To replace a worn inlet washer, shut off the water from the tank before disassembling the inlet valve. In some tanks this valve is located near the top of the tank, while in others it will be found at the bottom.
If the latter, you will have to flush all the water out of the tank to get at the valve. The plunger of the valve is held in place by thumb screws which will probably have to be started with the aid of pliers. The washer is held in place by a nut and a brass ring cap. The ring cap may be so rusted that it will break while it is being removed. If this occurs, you will need a new cap as well as a new washer. While the valve is disassembled, check the valve seat to be sure that it is not rough or nicked.
A copper float which contains water will not rise high enough to shut off the inlet valve. You can solder a small leak in the float after draining the water out of it, but replace a float which has a bad leak.
The rod connecting the float to the valve has a great deal to do with how much water flows into the tank before the valve is closed. If the rod is bent upward, the level of water in the tank will be higher. If the rod is bent down, the water level will be lower. When a tank that is otherwise working correctly fails to deliver enough water to the toilet bowl, it is likely that the rod is bent out of shape. This takes only a moment to repair. The water level in the tank should be almost to the top of the overflow pipe. If it is too far under this point, the toilet bowl will not be flushed properly.
Condensation on tanks
A source of constant annoyance in many homes is moisture dripping off the sides of the toilet flush tank and onto the bathroom floor. This is usually a year around affair and can, in time, ruin the flooring and damage the ceiling below. A common cause of the trouble is due to the fact that the sides of the flush tank are kept at a low temperature by the fresh water entering the tank each time the toilet is flushed. This is especially the case if the fresh water supply comes from a deep well. As the air in every bathroom has a high moisture content, there is bound to be considerable condensation on the sides of the tank.
One remedy is to cover the tank with cold-water pipe insulation and to cover this, in turn, with linoleum, sheet plastic, or other material for the sake of appearance.
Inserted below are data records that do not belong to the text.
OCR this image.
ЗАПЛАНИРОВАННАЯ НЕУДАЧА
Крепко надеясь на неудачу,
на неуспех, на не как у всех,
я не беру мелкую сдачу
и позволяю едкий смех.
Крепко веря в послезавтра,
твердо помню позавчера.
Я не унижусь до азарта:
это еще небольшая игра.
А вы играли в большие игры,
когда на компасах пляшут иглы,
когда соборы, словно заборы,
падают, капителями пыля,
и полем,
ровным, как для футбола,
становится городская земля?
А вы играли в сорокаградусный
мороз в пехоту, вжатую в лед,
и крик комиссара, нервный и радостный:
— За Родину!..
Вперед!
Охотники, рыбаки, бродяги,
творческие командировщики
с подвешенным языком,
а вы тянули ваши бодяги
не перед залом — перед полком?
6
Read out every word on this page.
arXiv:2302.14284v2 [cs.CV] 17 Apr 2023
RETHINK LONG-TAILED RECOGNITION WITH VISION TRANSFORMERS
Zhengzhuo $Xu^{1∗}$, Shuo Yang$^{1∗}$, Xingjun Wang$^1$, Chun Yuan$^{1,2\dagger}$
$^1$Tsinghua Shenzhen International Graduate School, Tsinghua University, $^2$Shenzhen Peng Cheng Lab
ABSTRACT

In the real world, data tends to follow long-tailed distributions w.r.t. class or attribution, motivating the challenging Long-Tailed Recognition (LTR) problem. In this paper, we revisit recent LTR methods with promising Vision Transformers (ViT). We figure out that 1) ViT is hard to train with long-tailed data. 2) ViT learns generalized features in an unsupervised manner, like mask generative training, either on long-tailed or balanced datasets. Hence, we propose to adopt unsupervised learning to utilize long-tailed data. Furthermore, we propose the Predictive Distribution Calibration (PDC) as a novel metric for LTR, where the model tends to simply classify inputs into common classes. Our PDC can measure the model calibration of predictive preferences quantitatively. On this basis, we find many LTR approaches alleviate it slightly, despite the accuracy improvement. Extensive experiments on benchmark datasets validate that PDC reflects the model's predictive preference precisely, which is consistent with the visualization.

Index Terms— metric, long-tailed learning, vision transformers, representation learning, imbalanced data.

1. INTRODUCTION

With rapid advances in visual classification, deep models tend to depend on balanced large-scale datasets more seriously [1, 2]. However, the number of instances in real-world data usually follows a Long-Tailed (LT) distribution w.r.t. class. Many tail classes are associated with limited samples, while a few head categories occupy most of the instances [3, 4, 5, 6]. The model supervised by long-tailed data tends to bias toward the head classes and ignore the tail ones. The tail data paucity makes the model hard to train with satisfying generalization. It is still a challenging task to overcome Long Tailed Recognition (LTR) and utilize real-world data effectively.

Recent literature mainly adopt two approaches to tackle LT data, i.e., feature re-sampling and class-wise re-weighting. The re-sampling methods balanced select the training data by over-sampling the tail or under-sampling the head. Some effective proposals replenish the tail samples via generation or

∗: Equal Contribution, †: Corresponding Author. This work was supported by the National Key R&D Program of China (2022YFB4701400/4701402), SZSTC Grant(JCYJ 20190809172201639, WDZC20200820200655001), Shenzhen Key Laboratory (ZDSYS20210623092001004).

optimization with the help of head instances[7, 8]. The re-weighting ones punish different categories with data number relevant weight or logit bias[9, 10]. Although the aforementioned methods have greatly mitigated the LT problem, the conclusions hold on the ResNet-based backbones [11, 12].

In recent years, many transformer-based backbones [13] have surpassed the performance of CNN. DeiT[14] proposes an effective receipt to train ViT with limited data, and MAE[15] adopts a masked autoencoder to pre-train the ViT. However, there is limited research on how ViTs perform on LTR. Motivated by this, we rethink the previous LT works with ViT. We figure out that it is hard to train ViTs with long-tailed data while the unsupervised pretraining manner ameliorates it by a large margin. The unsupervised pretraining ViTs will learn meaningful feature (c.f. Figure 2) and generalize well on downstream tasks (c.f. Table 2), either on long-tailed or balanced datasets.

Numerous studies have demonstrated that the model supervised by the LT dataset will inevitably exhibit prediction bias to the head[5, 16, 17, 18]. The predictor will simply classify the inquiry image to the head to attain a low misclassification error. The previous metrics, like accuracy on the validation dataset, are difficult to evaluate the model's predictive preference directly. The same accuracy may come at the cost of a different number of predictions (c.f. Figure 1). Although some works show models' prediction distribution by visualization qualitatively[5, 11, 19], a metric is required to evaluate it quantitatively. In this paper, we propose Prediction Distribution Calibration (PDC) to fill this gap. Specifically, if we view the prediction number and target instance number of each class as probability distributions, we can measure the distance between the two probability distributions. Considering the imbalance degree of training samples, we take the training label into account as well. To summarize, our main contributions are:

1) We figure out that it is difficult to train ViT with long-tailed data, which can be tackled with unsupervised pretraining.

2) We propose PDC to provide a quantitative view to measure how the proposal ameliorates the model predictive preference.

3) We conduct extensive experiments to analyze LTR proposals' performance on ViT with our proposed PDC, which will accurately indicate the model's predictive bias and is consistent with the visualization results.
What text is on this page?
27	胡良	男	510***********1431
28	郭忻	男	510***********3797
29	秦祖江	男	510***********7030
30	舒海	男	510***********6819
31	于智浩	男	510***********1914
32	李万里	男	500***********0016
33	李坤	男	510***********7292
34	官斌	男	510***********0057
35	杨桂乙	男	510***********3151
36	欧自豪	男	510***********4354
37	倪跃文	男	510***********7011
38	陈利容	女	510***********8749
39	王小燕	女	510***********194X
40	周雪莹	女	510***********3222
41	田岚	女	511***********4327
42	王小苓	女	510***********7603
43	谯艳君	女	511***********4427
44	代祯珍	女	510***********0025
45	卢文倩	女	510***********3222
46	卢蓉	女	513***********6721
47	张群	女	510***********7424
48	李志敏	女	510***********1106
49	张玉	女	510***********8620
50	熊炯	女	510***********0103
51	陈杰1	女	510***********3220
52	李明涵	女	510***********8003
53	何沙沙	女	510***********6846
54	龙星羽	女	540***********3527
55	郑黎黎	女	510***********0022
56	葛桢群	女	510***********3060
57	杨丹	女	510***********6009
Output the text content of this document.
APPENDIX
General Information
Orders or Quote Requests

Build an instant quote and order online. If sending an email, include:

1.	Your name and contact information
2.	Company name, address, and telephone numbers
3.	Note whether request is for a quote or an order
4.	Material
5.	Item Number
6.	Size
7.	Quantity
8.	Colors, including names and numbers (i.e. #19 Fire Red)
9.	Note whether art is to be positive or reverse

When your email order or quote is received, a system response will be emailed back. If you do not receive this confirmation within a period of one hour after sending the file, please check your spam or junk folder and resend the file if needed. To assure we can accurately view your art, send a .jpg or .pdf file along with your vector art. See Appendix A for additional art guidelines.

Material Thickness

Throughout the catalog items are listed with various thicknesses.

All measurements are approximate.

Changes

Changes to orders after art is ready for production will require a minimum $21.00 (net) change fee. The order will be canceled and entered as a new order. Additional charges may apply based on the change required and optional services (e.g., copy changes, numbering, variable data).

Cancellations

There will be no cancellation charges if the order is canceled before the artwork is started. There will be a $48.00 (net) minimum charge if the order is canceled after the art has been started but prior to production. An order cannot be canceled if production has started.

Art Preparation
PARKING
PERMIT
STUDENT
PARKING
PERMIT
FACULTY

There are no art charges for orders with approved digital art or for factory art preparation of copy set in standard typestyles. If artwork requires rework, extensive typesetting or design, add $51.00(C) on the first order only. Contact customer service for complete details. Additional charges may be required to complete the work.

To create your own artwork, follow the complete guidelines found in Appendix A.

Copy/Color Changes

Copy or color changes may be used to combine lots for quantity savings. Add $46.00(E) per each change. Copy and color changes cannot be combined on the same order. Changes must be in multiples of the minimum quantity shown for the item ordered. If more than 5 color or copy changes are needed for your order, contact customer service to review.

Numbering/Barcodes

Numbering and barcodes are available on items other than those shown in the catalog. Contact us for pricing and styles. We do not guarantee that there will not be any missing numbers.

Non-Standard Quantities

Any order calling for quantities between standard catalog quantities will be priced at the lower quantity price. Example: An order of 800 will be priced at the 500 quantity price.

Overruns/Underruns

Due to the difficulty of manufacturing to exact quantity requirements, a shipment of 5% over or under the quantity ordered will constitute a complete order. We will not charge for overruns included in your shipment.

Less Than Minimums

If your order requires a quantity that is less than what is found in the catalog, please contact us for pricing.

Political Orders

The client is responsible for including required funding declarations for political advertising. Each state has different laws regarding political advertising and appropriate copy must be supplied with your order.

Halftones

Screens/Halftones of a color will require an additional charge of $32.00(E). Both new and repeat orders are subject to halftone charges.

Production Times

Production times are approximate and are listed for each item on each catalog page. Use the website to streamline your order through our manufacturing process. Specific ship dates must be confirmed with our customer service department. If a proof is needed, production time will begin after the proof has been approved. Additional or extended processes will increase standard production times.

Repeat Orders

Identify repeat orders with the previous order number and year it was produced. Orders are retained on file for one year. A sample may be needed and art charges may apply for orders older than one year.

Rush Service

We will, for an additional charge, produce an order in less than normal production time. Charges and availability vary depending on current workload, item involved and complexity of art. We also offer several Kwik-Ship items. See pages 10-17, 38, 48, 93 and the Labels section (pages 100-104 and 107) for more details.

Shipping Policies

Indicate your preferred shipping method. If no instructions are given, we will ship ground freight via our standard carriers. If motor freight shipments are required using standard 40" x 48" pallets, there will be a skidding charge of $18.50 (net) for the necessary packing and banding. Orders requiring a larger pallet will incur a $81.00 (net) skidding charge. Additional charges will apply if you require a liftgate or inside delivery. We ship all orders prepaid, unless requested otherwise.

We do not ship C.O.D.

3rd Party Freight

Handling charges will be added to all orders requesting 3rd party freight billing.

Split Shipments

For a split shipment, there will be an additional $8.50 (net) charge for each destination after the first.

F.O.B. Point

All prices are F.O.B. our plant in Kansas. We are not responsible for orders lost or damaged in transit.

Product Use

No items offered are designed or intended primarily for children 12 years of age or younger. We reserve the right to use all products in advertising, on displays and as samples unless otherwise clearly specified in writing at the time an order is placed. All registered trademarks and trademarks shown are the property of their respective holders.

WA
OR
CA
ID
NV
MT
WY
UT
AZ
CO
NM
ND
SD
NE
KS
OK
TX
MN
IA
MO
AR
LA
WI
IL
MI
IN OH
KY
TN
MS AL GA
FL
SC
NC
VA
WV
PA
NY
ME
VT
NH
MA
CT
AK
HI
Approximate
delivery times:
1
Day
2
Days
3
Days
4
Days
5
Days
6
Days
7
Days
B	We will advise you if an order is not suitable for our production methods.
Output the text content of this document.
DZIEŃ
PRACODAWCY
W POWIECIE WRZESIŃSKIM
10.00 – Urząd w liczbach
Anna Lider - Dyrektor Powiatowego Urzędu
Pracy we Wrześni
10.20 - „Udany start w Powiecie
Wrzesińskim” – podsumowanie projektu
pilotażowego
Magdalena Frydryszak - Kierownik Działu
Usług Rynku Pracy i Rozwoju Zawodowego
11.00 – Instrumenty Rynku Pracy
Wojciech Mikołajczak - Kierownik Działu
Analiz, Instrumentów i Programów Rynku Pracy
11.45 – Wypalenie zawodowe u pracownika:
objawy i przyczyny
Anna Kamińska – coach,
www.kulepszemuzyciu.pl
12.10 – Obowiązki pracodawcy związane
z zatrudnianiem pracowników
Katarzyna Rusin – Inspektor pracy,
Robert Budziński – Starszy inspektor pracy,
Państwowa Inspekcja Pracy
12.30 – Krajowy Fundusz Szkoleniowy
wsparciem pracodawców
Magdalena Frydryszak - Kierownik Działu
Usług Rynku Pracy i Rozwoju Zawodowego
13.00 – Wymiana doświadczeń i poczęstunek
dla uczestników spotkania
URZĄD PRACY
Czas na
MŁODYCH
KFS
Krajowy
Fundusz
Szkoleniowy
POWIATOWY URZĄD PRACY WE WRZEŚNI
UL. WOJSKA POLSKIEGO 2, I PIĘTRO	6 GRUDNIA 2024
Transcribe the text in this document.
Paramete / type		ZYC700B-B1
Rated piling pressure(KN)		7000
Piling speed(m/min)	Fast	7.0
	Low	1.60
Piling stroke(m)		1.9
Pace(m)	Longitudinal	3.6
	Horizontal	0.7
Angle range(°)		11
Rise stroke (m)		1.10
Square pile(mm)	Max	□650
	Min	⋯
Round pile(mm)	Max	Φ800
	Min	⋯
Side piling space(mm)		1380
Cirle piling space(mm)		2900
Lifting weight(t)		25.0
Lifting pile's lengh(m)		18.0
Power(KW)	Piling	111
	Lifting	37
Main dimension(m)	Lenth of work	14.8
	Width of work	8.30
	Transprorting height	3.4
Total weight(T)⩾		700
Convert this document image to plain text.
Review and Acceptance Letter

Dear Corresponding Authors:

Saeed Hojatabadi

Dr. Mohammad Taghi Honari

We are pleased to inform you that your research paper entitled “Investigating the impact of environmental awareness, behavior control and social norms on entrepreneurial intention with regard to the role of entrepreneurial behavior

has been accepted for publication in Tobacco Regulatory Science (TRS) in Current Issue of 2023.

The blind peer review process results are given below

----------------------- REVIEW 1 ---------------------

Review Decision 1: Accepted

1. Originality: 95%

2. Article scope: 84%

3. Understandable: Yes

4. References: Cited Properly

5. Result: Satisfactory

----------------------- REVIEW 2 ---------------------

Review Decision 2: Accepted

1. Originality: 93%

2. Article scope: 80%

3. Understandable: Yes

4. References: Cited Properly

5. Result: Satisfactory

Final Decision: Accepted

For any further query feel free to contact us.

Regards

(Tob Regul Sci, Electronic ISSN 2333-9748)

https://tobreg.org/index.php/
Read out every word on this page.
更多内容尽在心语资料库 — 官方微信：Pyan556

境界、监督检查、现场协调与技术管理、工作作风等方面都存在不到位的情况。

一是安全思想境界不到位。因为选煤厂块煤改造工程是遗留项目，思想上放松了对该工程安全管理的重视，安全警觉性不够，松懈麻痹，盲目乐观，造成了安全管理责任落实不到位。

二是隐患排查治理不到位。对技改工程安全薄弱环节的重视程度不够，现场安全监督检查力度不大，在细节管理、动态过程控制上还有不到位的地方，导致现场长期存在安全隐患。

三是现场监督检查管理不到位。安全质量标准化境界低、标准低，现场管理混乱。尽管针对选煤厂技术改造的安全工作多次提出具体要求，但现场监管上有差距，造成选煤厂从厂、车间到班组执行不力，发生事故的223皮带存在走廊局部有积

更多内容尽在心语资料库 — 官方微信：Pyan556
One homeowner solved the problem by running a hot-water line to the tank and connecting this to the inlet line. A gate valve was installed on the cold-water line and this was adjusted so that the temperature of the water in the tank remained between 70 and 90 degrees F. A check valve was also installed on the hot-water line to prevent cold water from backing into it. While the cost in materials and labour for such a job might be somewhat high, many housekeepers would gladly pay the price to get rid of this problem.
Another method is to install a small enamelled pan under the tank and connect it to bowl by a short rubber hose. Water from tank drips onto pan and runs into bowl. Such drip pans are sold in plumbing shops.
Cracks in toilet bowls and flush tanks
There is no sure way to seal a crack in a toilet bowl. Cracks in flush tanks can be mended by draining out all the water, letting entire inside get perfectly dry, and then, coating it with roofing compound.